The GIS is also helping researchers analyze the breeding habitats of mosquitoes.

Houston’s peak season for mosquitoes falls between May and September, when some 56 different species are swarming. Only female mosquitoes bite because they need the blood to produce eggs.

Researchers are looking closely at three species: Aedes aegypti, which can carry the Zika and West Nile viruses; Culex quinquefasciatus, which can transport the West Nile virus and St. Louis encephalitis; and Aedes albopictus, the Asian tiger mosquito that can carry the West Nile, dengue and chikungunya viruses.

Already in 2018, mosquitoes carrying West Nile virus have been discovered in Harris County and north of Houston in Montgomery County.

Most people infected with West Nile virus experience flu-like symptoms, although severe cases can cause inflammation of the brain and the membrane around the brain.

Between 2015 and May 2018, some 5,700 symptomatic Zika cases were reported in the United States, according to the U.S. Centers for Disease Control and Prevention.

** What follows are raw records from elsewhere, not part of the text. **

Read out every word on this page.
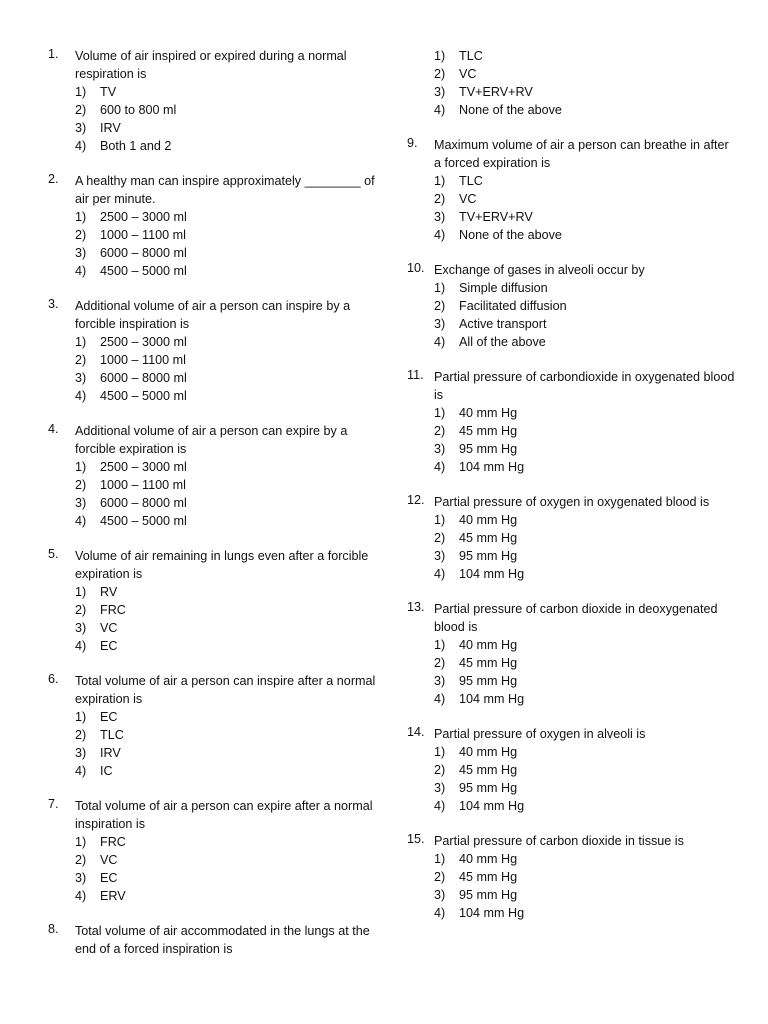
1.	Volume of air inspired or expired during a normal respiration is
1)	TV
2)	600 to 800 ml
3)	IRV
4)	Both 1 and 2
2.	A healthy man can inspire approximately ________ of air per minute.
1)	2500 – 3000 ml
2)	1000 – 1100 ml
3)	6000 – 8000 ml
4)	4500 – 5000 ml
3.	Additional volume of air a person can inspire by a forcible inspiration is
1)	2500 – 3000 ml
2)	1000 – 1100 ml
3)	6000 – 8000 ml
4)	4500 – 5000 ml
4.	Additional volume of air a person can expire by a forcible expiration is
1)	2500 – 3000 ml
2)	1000 – 1100 ml
3)	6000 – 8000 ml
4)	4500 – 5000 ml
5.	Volume of air remaining in lungs even after a forcible expiration is
1)	RV
2)	FRC
3)	VC
4)	EC
6.	Total volume of air a person can inspire after a normal expiration is
1)	EC
2)	TLC
3)	IRV
4)	IC
7.	Total volume of air a person can expire after a normal inspiration is
1)	FRC
2)	VC
3)	EC
4)	ERV
8.	Total volume of air accommodated in the lungs at the end of a forced inspiration is
1)	TLC
2)	VC
3)	TV+ERV+RV
4)	None of the above
9.	Maximum volume of air a person can breathe in after a forced expiration is
1)	TLC
2)	VC
3)	TV+ERV+RV
4)	None of the above
10. Exchange of gases in alveoli occur by
1)	Simple diffusion
2)	Facilitated diffusion
3)	Active transport
4)	All of the above
11. Partial pressure of carbondioxide in oxygenated blood is
1)	40 mm Hg
2)	45 mm Hg
3)	95 mm Hg
4)	104 mm Hg
12. Partial pressure of oxygen in oxygenated blood is
1)	40 mm Hg
2)	45 mm Hg
3)	95 mm Hg
4)	104 mm Hg
13. Partial pressure of carbon dioxide in deoxygenated blood is
1)	40 mm Hg
2)	45 mm Hg
3)	95 mm Hg
4)	104 mm Hg
14. Partial pressure of oxygen in alveoli is
1)	40 mm Hg
2)	45 mm Hg
3)	95 mm Hg
4)	104 mm Hg
15. Partial pressure of carbon dioxide in tissue is
1)	40 mm Hg
2)	45 mm Hg
3)	95 mm Hg
4)	104 mm Hg
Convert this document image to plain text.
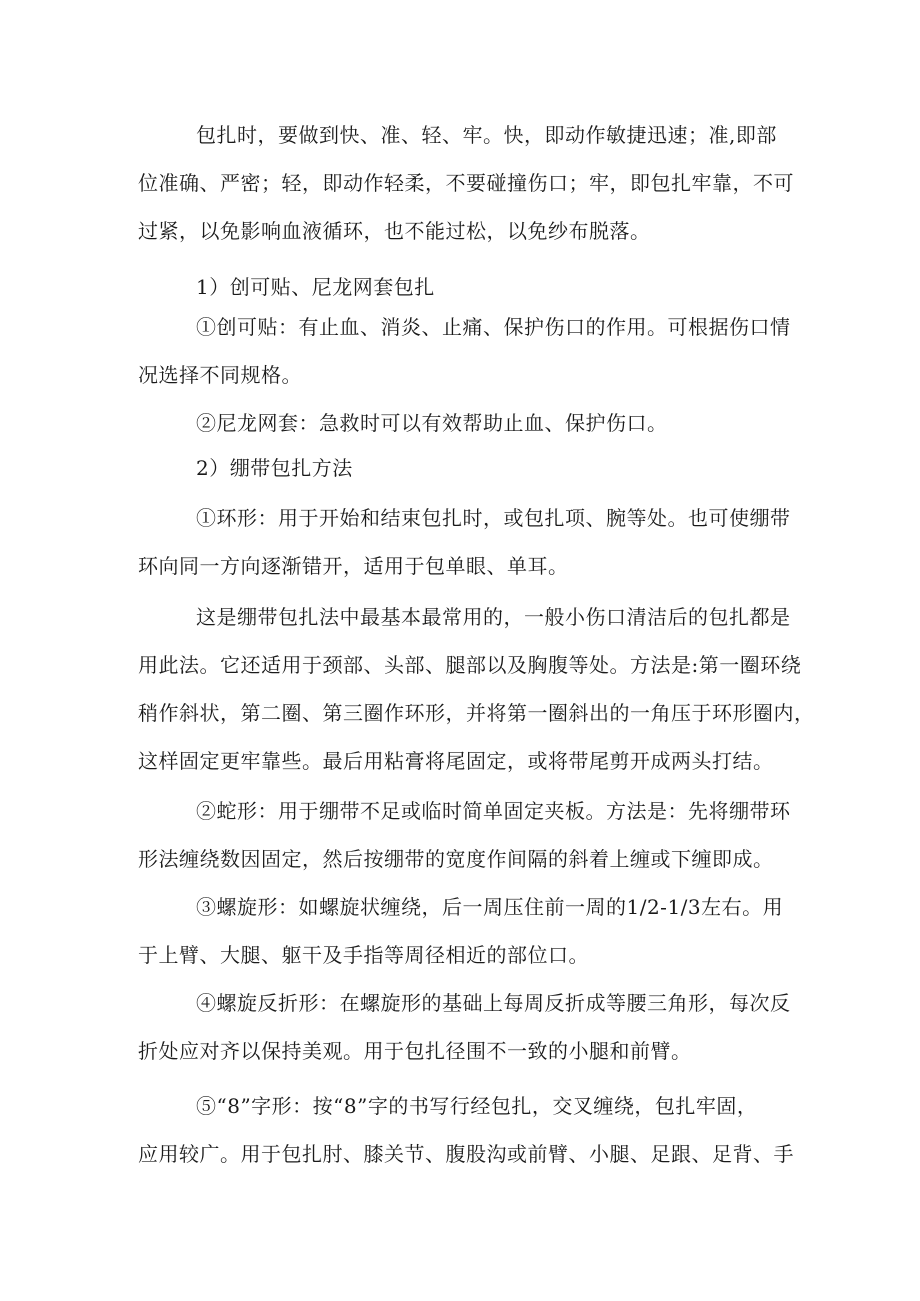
包扎时，要做到快、准、轻、牢。快，即动作敏捷迅速；准,即部
位准确、严密；轻，即动作轻柔，不要碰撞伤口；牢，即包扎牢靠，不可
过紧，以免影响血液循环，也不能过松，以免纱布脱落。
1）创可贴、尼龙网套包扎
①创可贴：有止血、消炎、止痛、保护伤口的作用。可根据伤口情
况选择不同规格。
②尼龙网套：急救时可以有效帮助止血、保护伤口。
2）绷带包扎方法
①环形：用于开始和结束包扎时，或包扎项、腕等处。也可使绷带
环向同一方向逐渐错开，适用于包单眼、单耳。
这是绷带包扎法中最基本最常用的，一般小伤口清洁后的包扎都是
用此法。它还适用于颈部、头部、腿部以及胸腹等处。方法是:第一圈环绕
稍作斜状，第二圈、第三圈作环形，并将第一圈斜出的一角压于环形圈内，
这样固定更牢靠些。最后用粘膏将尾固定，或将带尾剪开成两头打结。
②蛇形：用于绷带不足或临时简单固定夹板。方法是：先将绷带环
形法缠绕数因固定，然后按绷带的宽度作间隔的斜着上缠或下缠即成。
③螺旋形：如螺旋状缠绕，后一周压住前一周的1/2-1/3左右。用
于上臂、大腿、躯干及手指等周径相近的部位口。
④螺旋反折形：在螺旋形的基础上每周反折成等腰三角形，每次反
折处应对齐以保持美观。用于包扎径围不一致的小腿和前臂。
⑤“8”字形：按“8”字的书写行经包扎，交叉缠绕，包扎牢固，
应用较广。用于包扎肘、膝关节、腹股沟或前臂、小腿、足跟、足背、手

Meanwhile, the World Health Organization says dengue is responsible for about 22,000 deaths yearly worldwide, mostly among children.

Mosquitoes like to lay their eggs on stagnant water, and warm summer water increases development of the eggs. Culex quinquefasciatus adult female mosquitoes prefer to breed in polluted stagnant water and to feed on blood from birds. Viruses are often spread by mosquitoes that fed on the blood of infected birds.

“The satellite images show places where puddles of water are created when it rains—tire groupings, bird baths, cemeteries and construction sites,” Debboun said.

Not all mosquitoes emerge at the same time of day, making it difficult to employ one type of prevention method. Aedes aegypti mosquitoes prefer the daytime and often hide in the grass, so spraying—which is often done at night when most people are inside—isn’t a viable solution.

Bringing partners together

Local researchers using GIS software hope that places beyond Houston will benefit from their work.

“My goal is to provide this algorithm so rural areas in Texas that don’t have a vector control program like Houston can train two or three people to use this program,” Nolan said.

She continues to work on the project from the University of South Carolina, which intends to launch its own version of the GIS project.

Nolan presented her early findings in 2017 at the Pumps & Pipes conference, an annual Houston-area event that unites the aerospace, energy and health care industries for education and collaboration.

GIS is, indeed, uniting different disciplines. One is ExxonMobil’s upstream unit, where it uses remote sensing and GIS technology to locate mosquito breeding habitats in Central America.

ExxonMobil often uses this technology to assess environmental impact and oil reserves.

In addition, Nolan and others are working with University of Houston researchers on a machine that releases sound waves to kill mosquito larvae in water.

The technology could benefit the military, too. GIS could be useful in locating the habitats of sand flies, mosquito-like insects that pester troops in the field and can cause disease.

For now, the research in Houston’s three mosquito hot spots continues, as researchers work to get a complete picture of habitats in the area.

“We have a hypothesis of what is going on, but the challenge is trying to narrow it down,” Nolan said. “There are many ditches in Houston, so massive bioinformatics will be needed.”